Капитан Тачибана получил информацию о задержании русского нотариуса из ежесуточной жандармской справки. По донесениям негласного агента ему было известно, что Труфанов и Наголян часто встречаются, удят рыбу на Сунгари, иногда выезжают пригородным поездом на станцию «Барим». Там блеснят хариуса на горной речке Ял, собирают грибы в прибрежных лесах, стреляют фазанов. Тачибана решил поприсутствовать незаметно на допросе нотариуса. Офицер-следователь оставил его в соседней комнате с полуоткрытыми дверьми. В ответах Труфанова капитан не уловил даже намека на преступные связи с армянином. Вопросы следователя о каких-то записках протоиерея сперва заинтересовали Тачибану, но в ответах нотариуса он не обнаружил криминала. Пусть русские сами разбираются в своей переписке! К тому же, есть тут капитан Оцука, ведающий эмиграцией…

Нину принял вежливый красивый японец. Расспросил о случившемся. Проверил по журналу записи о лицах, задержанных по подозрению. Говорил он чисто по-русски. Нина поняла, что он осведомлён о её приходе.

— Посидите, уважаемая! — И кому-то позвонил.

Вскоре в кабинет вошёл с поклоном другой японец. Нина была изумлена до крайности, узнав в вошедшем уволенного отцом клерка Никагомицу. Тот был в военном мундире. Как у многих представителей Страны Восходящего Солнца, у него были выпячены передние зубы и на жёлтом лице — заученная улыбка.

Оцука, заметив удивление на разрумянившемся от волнения лице Нины, спросил:

— Вы знакомы?

— Имел несчастье служить у её отца! — объяснился Никагомицу.
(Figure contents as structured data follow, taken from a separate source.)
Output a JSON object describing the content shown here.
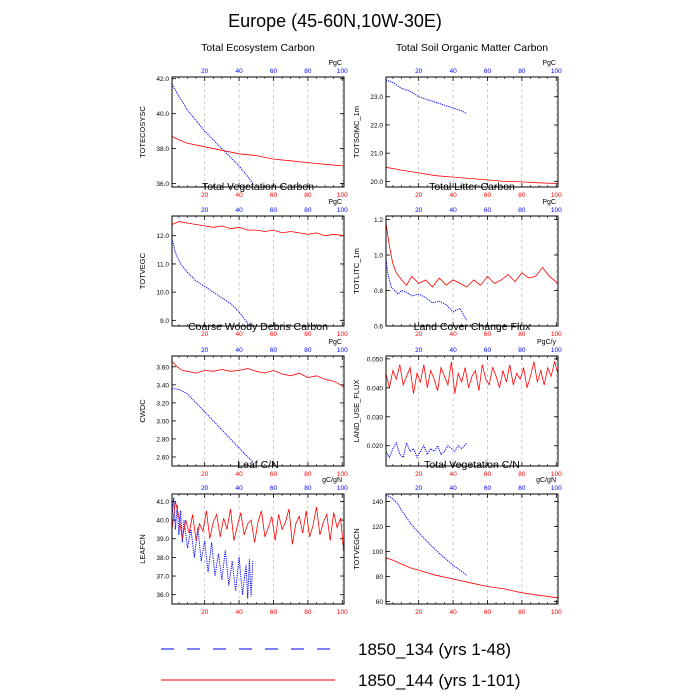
{
  "title": "Europe (45-60N,10W-30E)",
  "colors": {
    "case_a": "#0000ff",
    "case_b": "#ff0000",
    "grid": "#aaaaaa"
  },
  "legend": {
    "entries": [
      {
        "label": "1850_134 (yrs 1-48)",
        "color": "#0000ff",
        "style": "dashed"
      },
      {
        "label": "1850_144 (yrs 1-101)",
        "color": "#ff0000",
        "style": "solid"
      }
    ]
  },
  "chart_data": [
    {
      "type": "line",
      "title": "Total Ecosystem Carbon",
      "ylabel": "TOTECOSYSC",
      "unit": "PgC",
      "xlim": [
        1,
        101
      ],
      "ylim": [
        35.8,
        42.1
      ],
      "yticks": [
        "36.0",
        "38.0",
        "40.0",
        "42.0"
      ],
      "xticks": [
        "20",
        "40",
        "60",
        "80",
        "100"
      ],
      "series": [
        {
          "label": "1850_134 (yrs 1-48)",
          "color": "#0000ff",
          "dash": true,
          "x": [
            1,
            5,
            10,
            15,
            20,
            25,
            30,
            35,
            40,
            45,
            48
          ],
          "y": [
            41.7,
            41.0,
            40.2,
            39.6,
            39.0,
            38.5,
            38.0,
            37.5,
            37.0,
            36.4,
            36.0
          ]
        },
        {
          "label": "1850_144 (yrs 1-101)",
          "color": "#ff0000",
          "dash": false,
          "x": [
            1,
            5,
            10,
            20,
            30,
            40,
            50,
            60,
            70,
            80,
            90,
            101
          ],
          "y": [
            38.7,
            38.5,
            38.3,
            38.1,
            37.9,
            37.7,
            37.6,
            37.4,
            37.3,
            37.2,
            37.1,
            37.0
          ]
        }
      ]
    },
    {
      "type": "line",
      "title": "Total Soil Organic Matter Carbon",
      "ylabel": "TOTSOMC_1m",
      "unit": "PgC",
      "xlim": [
        1,
        101
      ],
      "ylim": [
        19.8,
        23.7
      ],
      "yticks": [
        "20.0",
        "21.0",
        "22.0",
        "23.0"
      ],
      "xticks": [
        "20",
        "40",
        "60",
        "80",
        "100"
      ],
      "series": [
        {
          "label": "1850_134 (yrs 1-48)",
          "color": "#0000ff",
          "dash": true,
          "x": [
            1,
            5,
            10,
            15,
            20,
            25,
            30,
            35,
            40,
            45,
            48
          ],
          "y": [
            23.6,
            23.5,
            23.3,
            23.2,
            23.0,
            22.9,
            22.8,
            22.7,
            22.6,
            22.5,
            22.4
          ]
        },
        {
          "label": "1850_144 (yrs 1-101)",
          "color": "#ff0000",
          "dash": false,
          "x": [
            1,
            10,
            20,
            30,
            40,
            50,
            60,
            70,
            80,
            90,
            101
          ],
          "y": [
            20.5,
            20.4,
            20.3,
            20.2,
            20.15,
            20.1,
            20.05,
            20.0,
            19.98,
            19.95,
            19.92
          ]
        }
      ]
    },
    {
      "type": "line",
      "title": "Total Vegetation Carbon",
      "ylabel": "TOTVEGC",
      "unit": "PgC",
      "xlim": [
        1,
        101
      ],
      "ylim": [
        8.8,
        12.7
      ],
      "yticks": [
        "9.0",
        "10.0",
        "11.0",
        "12.0"
      ],
      "xticks": [
        "20",
        "40",
        "60",
        "80",
        "100"
      ],
      "series": [
        {
          "label": "1850_134 (yrs 1-48)",
          "color": "#0000ff",
          "dash": true,
          "x": [
            1,
            3,
            6,
            10,
            15,
            20,
            25,
            30,
            35,
            40,
            45,
            48
          ],
          "y": [
            11.9,
            11.4,
            11.0,
            10.7,
            10.4,
            10.2,
            10.0,
            9.8,
            9.6,
            9.3,
            8.9,
            8.8
          ]
        },
        {
          "label": "1850_144 (yrs 1-101)",
          "color": "#ff0000",
          "dash": false,
          "x": [
            1,
            5,
            10,
            15,
            20,
            25,
            30,
            35,
            40,
            45,
            50,
            55,
            60,
            65,
            70,
            75,
            80,
            85,
            90,
            95,
            101
          ],
          "y": [
            12.4,
            12.5,
            12.45,
            12.4,
            12.35,
            12.3,
            12.35,
            12.25,
            12.3,
            12.2,
            12.2,
            12.15,
            12.2,
            12.1,
            12.15,
            12.1,
            12.05,
            12.1,
            12.0,
            12.05,
            12.0
          ]
        }
      ]
    },
    {
      "type": "line",
      "title": "Total Litter Carbon",
      "ylabel": "TOTLITC_1m",
      "unit": "PgC",
      "xlim": [
        1,
        101
      ],
      "ylim": [
        0.6,
        1.22
      ],
      "yticks": [
        "0.6",
        "0.8",
        "1.0",
        "1.2"
      ],
      "xticks": [
        "20",
        "40",
        "60",
        "80",
        "100"
      ],
      "series": [
        {
          "label": "1850_134 (yrs 1-48)",
          "color": "#0000ff",
          "dash": true,
          "x": [
            1,
            2,
            4,
            6,
            8,
            10,
            13,
            16,
            20,
            24,
            28,
            32,
            36,
            40,
            44,
            48
          ],
          "y": [
            0.98,
            0.9,
            0.82,
            0.8,
            0.78,
            0.8,
            0.79,
            0.77,
            0.78,
            0.76,
            0.73,
            0.74,
            0.72,
            0.68,
            0.7,
            0.63
          ]
        },
        {
          "label": "1850_144 (yrs 1-101)",
          "color": "#ff0000",
          "dash": false,
          "x": [
            1,
            3,
            5,
            7,
            10,
            13,
            16,
            20,
            24,
            28,
            32,
            36,
            40,
            44,
            48,
            52,
            56,
            60,
            64,
            68,
            72,
            76,
            80,
            84,
            88,
            92,
            96,
            101
          ],
          "y": [
            1.18,
            1.05,
            0.95,
            0.9,
            0.86,
            0.83,
            0.88,
            0.84,
            0.86,
            0.82,
            0.87,
            0.83,
            0.86,
            0.84,
            0.82,
            0.86,
            0.83,
            0.88,
            0.84,
            0.86,
            0.89,
            0.85,
            0.9,
            0.87,
            0.88,
            0.93,
            0.88,
            0.84
          ]
        }
      ]
    },
    {
      "type": "line",
      "title": "Coarse Woody Debris Carbon",
      "ylabel": "CWDC",
      "unit": "PgC",
      "xlim": [
        1,
        101
      ],
      "ylim": [
        2.5,
        3.72
      ],
      "yticks": [
        "2.60",
        "2.80",
        "3.00",
        "3.20",
        "3.40",
        "3.60"
      ],
      "xticks": [
        "20",
        "40",
        "60",
        "80",
        "100"
      ],
      "series": [
        {
          "label": "1850_134 (yrs 1-48)",
          "color": "#0000ff",
          "dash": true,
          "x": [
            1,
            5,
            10,
            15,
            20,
            25,
            30,
            35,
            40,
            45,
            48
          ],
          "y": [
            3.36,
            3.35,
            3.3,
            3.2,
            3.1,
            3.0,
            2.9,
            2.8,
            2.7,
            2.6,
            2.55
          ]
        },
        {
          "label": "1850_144 (yrs 1-101)",
          "color": "#ff0000",
          "dash": false,
          "x": [
            1,
            4,
            7,
            10,
            15,
            20,
            25,
            30,
            35,
            40,
            45,
            50,
            55,
            60,
            65,
            70,
            75,
            80,
            85,
            90,
            95,
            101
          ],
          "y": [
            3.66,
            3.6,
            3.56,
            3.55,
            3.53,
            3.56,
            3.55,
            3.57,
            3.55,
            3.56,
            3.58,
            3.55,
            3.53,
            3.56,
            3.52,
            3.5,
            3.53,
            3.48,
            3.5,
            3.46,
            3.44,
            3.38
          ]
        }
      ]
    },
    {
      "type": "line",
      "title": "Land Cover Change Flux",
      "ylabel": "LAND_USE_FLUX",
      "unit": "PgC/y",
      "xlim": [
        1,
        101
      ],
      "ylim": [
        0.013,
        0.051
      ],
      "yticks": [
        "0.020",
        "0.030",
        "0.040",
        "0.050"
      ],
      "xticks": [
        "20",
        "40",
        "60",
        "80",
        "100"
      ],
      "series": [
        {
          "label": "1850_134 (yrs 1-48)",
          "color": "#0000ff",
          "dash": true,
          "x": [
            1,
            3,
            5,
            7,
            9,
            11,
            13,
            15,
            17,
            19,
            21,
            23,
            25,
            27,
            29,
            31,
            33,
            35,
            37,
            39,
            41,
            43,
            45,
            48
          ],
          "y": [
            0.018,
            0.016,
            0.019,
            0.021,
            0.017,
            0.016,
            0.021,
            0.018,
            0.019,
            0.016,
            0.018,
            0.02,
            0.017,
            0.019,
            0.018,
            0.02,
            0.017,
            0.018,
            0.02,
            0.019,
            0.018,
            0.02,
            0.019,
            0.021
          ]
        },
        {
          "label": "1850_144 (yrs 1-101)",
          "color": "#ff0000",
          "dash": false,
          "x": [
            1,
            3,
            5,
            7,
            9,
            11,
            13,
            15,
            17,
            19,
            21,
            23,
            25,
            27,
            29,
            31,
            33,
            35,
            37,
            39,
            41,
            43,
            45,
            47,
            49,
            51,
            53,
            55,
            57,
            59,
            61,
            63,
            65,
            67,
            69,
            71,
            73,
            75,
            77,
            79,
            81,
            83,
            85,
            87,
            89,
            91,
            93,
            95,
            97,
            99,
            101
          ],
          "y": [
            0.045,
            0.04,
            0.046,
            0.043,
            0.048,
            0.041,
            0.044,
            0.047,
            0.038,
            0.045,
            0.042,
            0.048,
            0.04,
            0.046,
            0.043,
            0.039,
            0.047,
            0.044,
            0.041,
            0.049,
            0.038,
            0.045,
            0.042,
            0.047,
            0.04,
            0.044,
            0.046,
            0.039,
            0.048,
            0.043,
            0.041,
            0.047,
            0.044,
            0.04,
            0.046,
            0.042,
            0.048,
            0.041,
            0.045,
            0.043,
            0.047,
            0.04,
            0.044,
            0.049,
            0.042,
            0.046,
            0.041,
            0.047,
            0.044,
            0.049,
            0.045
          ]
        }
      ]
    },
    {
      "type": "line",
      "title": "Leaf C/N",
      "ylabel": "LEAFCN",
      "unit": "gC/gN",
      "xlim": [
        1,
        101
      ],
      "ylim": [
        35.5,
        41.4
      ],
      "yticks": [
        "36.0",
        "37.0",
        "38.0",
        "39.0",
        "40.0",
        "41.0"
      ],
      "xticks": [
        "20",
        "40",
        "60",
        "80",
        "100"
      ],
      "series": [
        {
          "label": "1850_134 (yrs 1-48)",
          "color": "#0000ff",
          "dash": true,
          "x": [
            1,
            2,
            3,
            4,
            5,
            6,
            7,
            8,
            10,
            12,
            14,
            16,
            18,
            20,
            22,
            24,
            26,
            28,
            30,
            32,
            34,
            36,
            38,
            40,
            42,
            44,
            45,
            46,
            47,
            48
          ],
          "y": [
            40.2,
            41.2,
            39.5,
            40.8,
            39.2,
            40.5,
            38.8,
            40.0,
            38.5,
            39.5,
            38.0,
            39.6,
            37.8,
            38.9,
            37.2,
            38.8,
            37.0,
            38.2,
            36.8,
            38.4,
            36.5,
            37.8,
            36.2,
            38.0,
            36.0,
            37.6,
            35.8,
            37.9,
            35.9,
            37.8
          ]
        },
        {
          "label": "1850_144 (yrs 1-101)",
          "color": "#ff0000",
          "dash": false,
          "x": [
            1,
            3,
            5,
            7,
            9,
            11,
            13,
            15,
            17,
            19,
            21,
            23,
            25,
            27,
            29,
            31,
            33,
            35,
            37,
            39,
            41,
            43,
            45,
            47,
            49,
            51,
            53,
            55,
            57,
            59,
            61,
            63,
            65,
            67,
            69,
            71,
            73,
            75,
            77,
            79,
            81,
            83,
            85,
            87,
            89,
            91,
            93,
            95,
            97,
            99,
            101
          ],
          "y": [
            39.5,
            41.0,
            40.2,
            39.0,
            40.0,
            39.3,
            40.3,
            38.9,
            39.8,
            39.4,
            40.5,
            39.0,
            39.9,
            40.3,
            39.1,
            40.1,
            39.5,
            40.6,
            38.9,
            39.7,
            40.4,
            39.2,
            39.8,
            40.0,
            38.8,
            39.9,
            40.5,
            39.1,
            39.6,
            40.2,
            38.9,
            40.3,
            39.5,
            39.9,
            40.6,
            38.7,
            39.8,
            40.2,
            39.3,
            40.5,
            39.1,
            39.7,
            40.7,
            39.2,
            39.9,
            40.3,
            38.9,
            40.4,
            39.6,
            40.1,
            38.2
          ]
        }
      ]
    },
    {
      "type": "line",
      "title": "Total Vegetation C/N",
      "ylabel": "TOTVEGCN",
      "unit": "gC/gN",
      "xlim": [
        1,
        101
      ],
      "ylim": [
        58,
        146
      ],
      "yticks": [
        "60",
        "80",
        "100",
        "120",
        "140"
      ],
      "xticks": [
        "20",
        "40",
        "60",
        "80",
        "100"
      ],
      "series": [
        {
          "label": "1850_134 (yrs 1-48)",
          "color": "#0000ff",
          "dash": true,
          "x": [
            1,
            3,
            5,
            8,
            10,
            15,
            20,
            25,
            30,
            35,
            40,
            45,
            48
          ],
          "y": [
            145,
            144,
            142,
            138,
            133,
            123,
            115,
            108,
            101,
            95,
            89,
            84,
            81
          ]
        },
        {
          "label": "1850_144 (yrs 1-101)",
          "color": "#ff0000",
          "dash": false,
          "x": [
            1,
            5,
            10,
            15,
            20,
            25,
            30,
            40,
            50,
            60,
            70,
            80,
            90,
            101
          ],
          "y": [
            95,
            93,
            90,
            87,
            85,
            83,
            81,
            78,
            75,
            72,
            70,
            67,
            65,
            63
          ]
        }
      ]
    }
  ]
}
Выслушав распоряжение старшего, пригласительным жестом указал Нине на выход:

— О-каэринасай, мадама!

Нина поклонилась Оцука:

— Саёнара, господин!

Длинным коридором прошли в конец здания, по крутой лестнице спустились в подвал. Тишину рванул дикий вопль человека. Нина отпрянула к стенке, ускорила шаги, а Никагомицу расширил рот в усмешке. В одну из дверей он постучался. Она тотчас распахнулась. Офицер в форме жандарма засиял улыбкой:

— О-каэринасай! Добро пожаровать! Сюда, сюда, мадама!

В квадратной комнате с зарешеченным под потолком окном были два стола и две табуретки светло-небесного цвета. Подле стены — тумбочка с прибором. Ближе к углу на столе укреплён ящик, подобный электронагревателю.

Никагомицу покинул комнату, а офицер, потирая маленькие ладошки, словно экскурсовод, мурлыкающим голосом на довольно сносном русском повёл рассказ о великих достижениях Ниппон в области развития техники. Он подвёл Нину к столику в углу. Она увидела в ящике отверстия будто бы гнезда для стержней к плойке волос. Японец пояснил:

— Сюда вставляются пальцы вредного человека. — Потом быстро отошёл к окну. — Здесь я нажимаю кнопку. А в ящике выдвигаются иголки. Немного больно вредному человеку. Его спрашивают. Если он морчит, я нажимаю другую кнопку. Немножко иголки под ногти. Немного ещё больнее пальцы…

Офицер улыбался, посматривал на руки Нины, словно примеряя, в меру ли для них отверстия, и спрашивал тихим голосом: всю ли тонкость техники она поняла? Готова ли она испытать себя на машинке? Или расскажет про всё без испытания?..

Нина была в обморочном состоянии от одной мысли, что её отец уже побывал в этой пыточной.

— Я от Оцука! Я по поводу Леонида Труфанова.

Экскурсовод, посчитавший, что девушка прислана к нему на допрос, теперь воскликнул:

— Хай! Хай… срышу, мадама!

— Оцука ждёт меня с отцом!

— Са-а-а! — Офицер покрутил ручку телефона и с возгласом «Доккой сю!» снял трубку, что-то быстро протараторил.

Нина безвольно опустилась на табуретку, вытерла платочком слёзы.

В комнату втолкнули Леонида Ивановича. Вид его потряс Нину: скулы в струпьях, глаза полны страдания, щёки запали на бледном лице, как после сыпного тифа. Она помнила отца таким, когда он валялся в заразном отделении больницы.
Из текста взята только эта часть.